La Muerte de Todos los Días, by Guillermo Arias, in Casa Escorza, Guadalajara

With the thundering eloquence of arms, the footprints of violence come up, more and more frequently, throughout the country. The situation, even more evident in the northern frontier of Mexico, was the subject of the photo report La Muerte de Todos los Días” (Death in Everyday life), that helped the Mexican reporter Guillermo Arias Camarena win the Premio Nacional de Periodismo Cultural Fernando Benítez (Fernando Benitez National Cultural Journalism Award) last year, and that will be presented in an exposition at the Casa Escorza de la Universidad de Guadalajara from November 18th.

© Cortesía FIL Guadalajara/Guillermo Arias

“The sirens, the ambulances, the operatives, the crime scenes, and the dead bodies are part of everyday life in the northern frontier of Mexico”, declares Guillermo Arias Camarena (Oaxaca, 1975) while describing the series of twelve photographs that a jury made up by Cecilia Jarero Ramírez, Alfonso Morales Carrillo and Enrique Villaseñor García awarded for the forcefulness of the message, the efficiency of the photographic and journalistic language, and the subtlety of the visual elements used, as well as the importance and the “complexity that covering this type of report involves”.

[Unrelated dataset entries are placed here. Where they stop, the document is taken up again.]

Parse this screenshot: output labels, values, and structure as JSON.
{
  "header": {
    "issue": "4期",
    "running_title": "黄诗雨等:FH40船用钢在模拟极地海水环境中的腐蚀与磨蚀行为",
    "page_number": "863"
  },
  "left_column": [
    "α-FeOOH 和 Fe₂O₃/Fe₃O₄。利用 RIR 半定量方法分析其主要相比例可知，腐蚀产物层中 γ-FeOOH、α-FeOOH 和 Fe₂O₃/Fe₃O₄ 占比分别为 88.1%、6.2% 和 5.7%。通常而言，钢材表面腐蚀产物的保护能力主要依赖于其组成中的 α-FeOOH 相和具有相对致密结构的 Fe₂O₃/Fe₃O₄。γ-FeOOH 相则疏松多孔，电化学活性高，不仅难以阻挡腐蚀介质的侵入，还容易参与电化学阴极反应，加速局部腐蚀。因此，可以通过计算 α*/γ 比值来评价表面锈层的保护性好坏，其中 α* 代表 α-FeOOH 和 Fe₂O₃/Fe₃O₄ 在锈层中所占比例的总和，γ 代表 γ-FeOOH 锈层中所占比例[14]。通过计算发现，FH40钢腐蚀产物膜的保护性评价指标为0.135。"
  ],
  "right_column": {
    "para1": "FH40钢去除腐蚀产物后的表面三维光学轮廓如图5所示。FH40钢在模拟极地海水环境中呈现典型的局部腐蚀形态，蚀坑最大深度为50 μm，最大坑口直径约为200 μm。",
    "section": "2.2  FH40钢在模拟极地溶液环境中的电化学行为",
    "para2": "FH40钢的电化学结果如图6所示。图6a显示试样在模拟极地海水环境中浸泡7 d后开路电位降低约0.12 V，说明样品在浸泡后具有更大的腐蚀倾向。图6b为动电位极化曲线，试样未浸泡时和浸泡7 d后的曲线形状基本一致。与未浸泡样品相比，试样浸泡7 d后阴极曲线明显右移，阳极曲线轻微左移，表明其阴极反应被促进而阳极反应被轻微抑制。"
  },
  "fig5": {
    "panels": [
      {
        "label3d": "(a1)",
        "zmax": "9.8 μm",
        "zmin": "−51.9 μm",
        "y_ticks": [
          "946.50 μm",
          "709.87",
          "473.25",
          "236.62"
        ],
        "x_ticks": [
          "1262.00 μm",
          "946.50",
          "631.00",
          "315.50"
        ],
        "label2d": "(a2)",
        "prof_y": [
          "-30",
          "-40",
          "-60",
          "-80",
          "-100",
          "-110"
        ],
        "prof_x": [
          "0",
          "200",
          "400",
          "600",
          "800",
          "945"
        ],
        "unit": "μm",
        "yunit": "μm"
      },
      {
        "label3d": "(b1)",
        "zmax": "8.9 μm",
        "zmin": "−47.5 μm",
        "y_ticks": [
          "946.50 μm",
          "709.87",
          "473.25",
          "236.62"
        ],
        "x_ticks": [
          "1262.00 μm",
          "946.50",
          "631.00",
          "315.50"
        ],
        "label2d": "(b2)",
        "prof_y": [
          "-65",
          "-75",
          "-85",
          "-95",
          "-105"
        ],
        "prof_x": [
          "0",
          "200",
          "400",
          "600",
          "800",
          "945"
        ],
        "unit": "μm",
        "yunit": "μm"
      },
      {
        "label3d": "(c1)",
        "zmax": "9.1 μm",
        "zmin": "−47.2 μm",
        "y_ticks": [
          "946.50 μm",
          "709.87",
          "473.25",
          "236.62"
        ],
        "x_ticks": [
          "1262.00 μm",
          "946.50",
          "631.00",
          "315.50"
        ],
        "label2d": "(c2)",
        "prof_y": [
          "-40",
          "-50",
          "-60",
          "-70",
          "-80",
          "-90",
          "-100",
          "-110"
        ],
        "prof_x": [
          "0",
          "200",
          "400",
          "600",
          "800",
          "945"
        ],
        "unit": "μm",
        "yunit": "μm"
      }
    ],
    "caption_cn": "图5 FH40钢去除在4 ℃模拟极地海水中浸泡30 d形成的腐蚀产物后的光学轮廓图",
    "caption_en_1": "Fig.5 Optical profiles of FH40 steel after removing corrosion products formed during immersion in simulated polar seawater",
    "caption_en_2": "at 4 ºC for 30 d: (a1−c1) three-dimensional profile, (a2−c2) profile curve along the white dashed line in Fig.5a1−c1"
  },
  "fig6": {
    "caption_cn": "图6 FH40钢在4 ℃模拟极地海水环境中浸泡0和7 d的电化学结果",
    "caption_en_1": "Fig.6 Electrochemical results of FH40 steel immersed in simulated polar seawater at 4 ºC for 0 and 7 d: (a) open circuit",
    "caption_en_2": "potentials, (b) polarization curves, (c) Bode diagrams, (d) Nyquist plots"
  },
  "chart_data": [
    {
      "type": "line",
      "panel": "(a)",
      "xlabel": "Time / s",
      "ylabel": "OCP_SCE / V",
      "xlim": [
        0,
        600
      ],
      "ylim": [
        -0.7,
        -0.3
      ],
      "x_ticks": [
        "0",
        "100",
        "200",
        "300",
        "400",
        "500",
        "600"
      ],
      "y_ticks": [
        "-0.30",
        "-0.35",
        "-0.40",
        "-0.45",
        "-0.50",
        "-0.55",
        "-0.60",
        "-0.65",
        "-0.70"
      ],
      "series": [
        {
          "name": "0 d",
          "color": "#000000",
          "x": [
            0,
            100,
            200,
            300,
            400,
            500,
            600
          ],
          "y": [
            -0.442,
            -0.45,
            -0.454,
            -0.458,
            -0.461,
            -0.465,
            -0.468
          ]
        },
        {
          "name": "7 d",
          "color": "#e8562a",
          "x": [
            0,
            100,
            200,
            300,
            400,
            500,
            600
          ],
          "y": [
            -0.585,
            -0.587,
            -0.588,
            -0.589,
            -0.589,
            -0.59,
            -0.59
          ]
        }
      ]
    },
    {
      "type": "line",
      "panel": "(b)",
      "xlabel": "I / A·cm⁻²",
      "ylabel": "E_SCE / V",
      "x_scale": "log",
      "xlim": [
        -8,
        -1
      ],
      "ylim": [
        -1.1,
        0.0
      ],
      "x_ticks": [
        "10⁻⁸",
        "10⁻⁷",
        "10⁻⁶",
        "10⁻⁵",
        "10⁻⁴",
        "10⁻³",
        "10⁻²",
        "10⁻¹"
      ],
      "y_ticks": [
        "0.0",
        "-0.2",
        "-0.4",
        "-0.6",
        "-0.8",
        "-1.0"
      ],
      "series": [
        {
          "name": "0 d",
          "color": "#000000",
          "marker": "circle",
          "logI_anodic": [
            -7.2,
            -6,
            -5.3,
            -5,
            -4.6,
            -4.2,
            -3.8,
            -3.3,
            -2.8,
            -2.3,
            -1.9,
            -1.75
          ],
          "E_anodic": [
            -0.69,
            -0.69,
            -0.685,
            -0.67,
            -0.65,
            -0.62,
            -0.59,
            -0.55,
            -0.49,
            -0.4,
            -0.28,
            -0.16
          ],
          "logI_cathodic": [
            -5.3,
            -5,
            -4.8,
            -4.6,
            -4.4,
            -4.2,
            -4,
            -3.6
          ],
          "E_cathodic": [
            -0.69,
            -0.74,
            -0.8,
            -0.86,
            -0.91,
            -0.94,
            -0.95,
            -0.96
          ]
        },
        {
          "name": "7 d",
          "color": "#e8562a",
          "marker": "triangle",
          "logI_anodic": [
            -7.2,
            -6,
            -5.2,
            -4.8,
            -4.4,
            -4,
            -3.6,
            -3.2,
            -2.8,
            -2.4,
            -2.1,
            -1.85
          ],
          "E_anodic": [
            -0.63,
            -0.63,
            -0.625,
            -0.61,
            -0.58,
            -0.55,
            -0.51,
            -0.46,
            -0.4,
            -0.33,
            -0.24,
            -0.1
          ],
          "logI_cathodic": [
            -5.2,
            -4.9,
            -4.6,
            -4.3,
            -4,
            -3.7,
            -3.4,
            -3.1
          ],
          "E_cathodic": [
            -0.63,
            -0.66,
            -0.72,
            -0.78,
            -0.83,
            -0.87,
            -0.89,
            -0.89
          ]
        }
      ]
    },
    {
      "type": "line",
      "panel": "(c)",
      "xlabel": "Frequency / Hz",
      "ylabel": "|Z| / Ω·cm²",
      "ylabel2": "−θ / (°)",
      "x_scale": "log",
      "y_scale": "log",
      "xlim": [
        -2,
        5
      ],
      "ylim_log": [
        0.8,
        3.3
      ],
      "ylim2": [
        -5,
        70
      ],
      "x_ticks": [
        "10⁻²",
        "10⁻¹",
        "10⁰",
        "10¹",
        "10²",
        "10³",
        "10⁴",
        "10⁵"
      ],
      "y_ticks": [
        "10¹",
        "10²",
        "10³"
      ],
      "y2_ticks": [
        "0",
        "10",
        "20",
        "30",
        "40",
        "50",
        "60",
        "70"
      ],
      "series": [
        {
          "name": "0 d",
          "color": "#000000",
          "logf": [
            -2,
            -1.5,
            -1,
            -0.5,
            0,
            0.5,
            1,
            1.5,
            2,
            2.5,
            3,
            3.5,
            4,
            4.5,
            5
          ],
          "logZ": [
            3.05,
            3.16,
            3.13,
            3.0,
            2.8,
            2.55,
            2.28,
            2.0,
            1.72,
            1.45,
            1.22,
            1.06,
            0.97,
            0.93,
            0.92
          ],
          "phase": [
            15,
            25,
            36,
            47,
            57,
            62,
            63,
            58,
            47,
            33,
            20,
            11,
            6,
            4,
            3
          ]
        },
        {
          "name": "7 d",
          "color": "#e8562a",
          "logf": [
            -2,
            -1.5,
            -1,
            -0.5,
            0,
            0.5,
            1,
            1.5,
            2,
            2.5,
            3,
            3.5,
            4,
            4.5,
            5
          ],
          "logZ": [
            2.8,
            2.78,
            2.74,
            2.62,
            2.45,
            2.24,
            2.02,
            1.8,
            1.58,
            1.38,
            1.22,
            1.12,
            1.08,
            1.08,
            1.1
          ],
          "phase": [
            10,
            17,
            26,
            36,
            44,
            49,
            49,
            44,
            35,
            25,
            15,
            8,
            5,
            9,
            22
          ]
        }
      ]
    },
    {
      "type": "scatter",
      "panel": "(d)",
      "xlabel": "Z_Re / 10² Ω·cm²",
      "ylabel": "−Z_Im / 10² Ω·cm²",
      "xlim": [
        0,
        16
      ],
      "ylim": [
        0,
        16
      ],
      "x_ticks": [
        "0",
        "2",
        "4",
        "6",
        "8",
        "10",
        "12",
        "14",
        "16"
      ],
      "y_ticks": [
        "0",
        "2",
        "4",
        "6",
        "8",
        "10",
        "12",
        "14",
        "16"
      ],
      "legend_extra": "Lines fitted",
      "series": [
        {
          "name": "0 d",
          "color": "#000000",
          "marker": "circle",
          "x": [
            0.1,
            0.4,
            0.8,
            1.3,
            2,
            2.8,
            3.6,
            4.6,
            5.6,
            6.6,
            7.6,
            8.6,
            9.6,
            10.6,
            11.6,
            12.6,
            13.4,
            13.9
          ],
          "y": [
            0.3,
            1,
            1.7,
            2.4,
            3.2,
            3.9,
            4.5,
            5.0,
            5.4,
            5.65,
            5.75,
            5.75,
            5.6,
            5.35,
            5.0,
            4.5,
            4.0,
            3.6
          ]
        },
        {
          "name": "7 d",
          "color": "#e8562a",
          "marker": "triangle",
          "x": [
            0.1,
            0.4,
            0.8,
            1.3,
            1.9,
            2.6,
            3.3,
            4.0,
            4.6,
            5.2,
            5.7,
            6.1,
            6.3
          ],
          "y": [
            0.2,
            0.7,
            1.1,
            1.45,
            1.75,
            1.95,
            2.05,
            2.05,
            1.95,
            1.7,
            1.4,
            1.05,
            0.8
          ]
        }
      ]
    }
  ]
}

Guillermo Arias Camarena has worked as a photo journalist since 1993 in diverse medium in the country, such as the newspaper Siglo 21 and journals of the Grupo Reforma. Since 2001 he has worked as a photographer for the international agency Associated Press. He stated that the project La muerte de todos los días, “emerged some time after he began to cover the Mexican drug war, specifically when he found himself living the story: storms of high caliber rifles broke the night silence and took from my apartment the sense of security in spite of the three doors and four locks. That’s how easy it is to be in the middle of it. And it’s a lot easier to get used to it”.

In a text prepared for the exposition, the wirter and journalist Antonio Ortuño describes “The garden of delights” in La muerte de todos los días: “a Little kid smiles with a a gun in his hands. A body thrown away like a fruit peel in the middle of nothing. The hands of another body, covered badly by a modest and insufficient sheet. The silhouette of a soldier, glaring like an apparition. A man, with his neck un-naturally turned to the right, hangs from a bridge […] I have known Guillermo Arias for years: he is one of the most extraordinary photo journalists of the country. What I don’t know anymore is this country: this scenery of blood and guts that Arias reflects with the expertise of a war correspondent. The ideal portraitist in years that, once they are over, if they ever are, we will remember as years of unceasing death”.

The exposition La Muerte de Todos los Días, coordinated by the Feria Internacional del Libro (International Book Fair) of Guadalajara and the Secretaría de Vinculación y Difusión Cultural del Centro de Arte, Arquitectura y Diseño de la UdeG (Secretariat of Cultural Networking and Diffusion of the Art, Architecture and Design Center of the UdeG), will inaugurate on November 18th at 8:30 at the Casa Escorza, in calle Escorza 83, a few feet from the avenida Juárez. Entrance is free and, as part of the inauguration, there will be music and an honorary toast.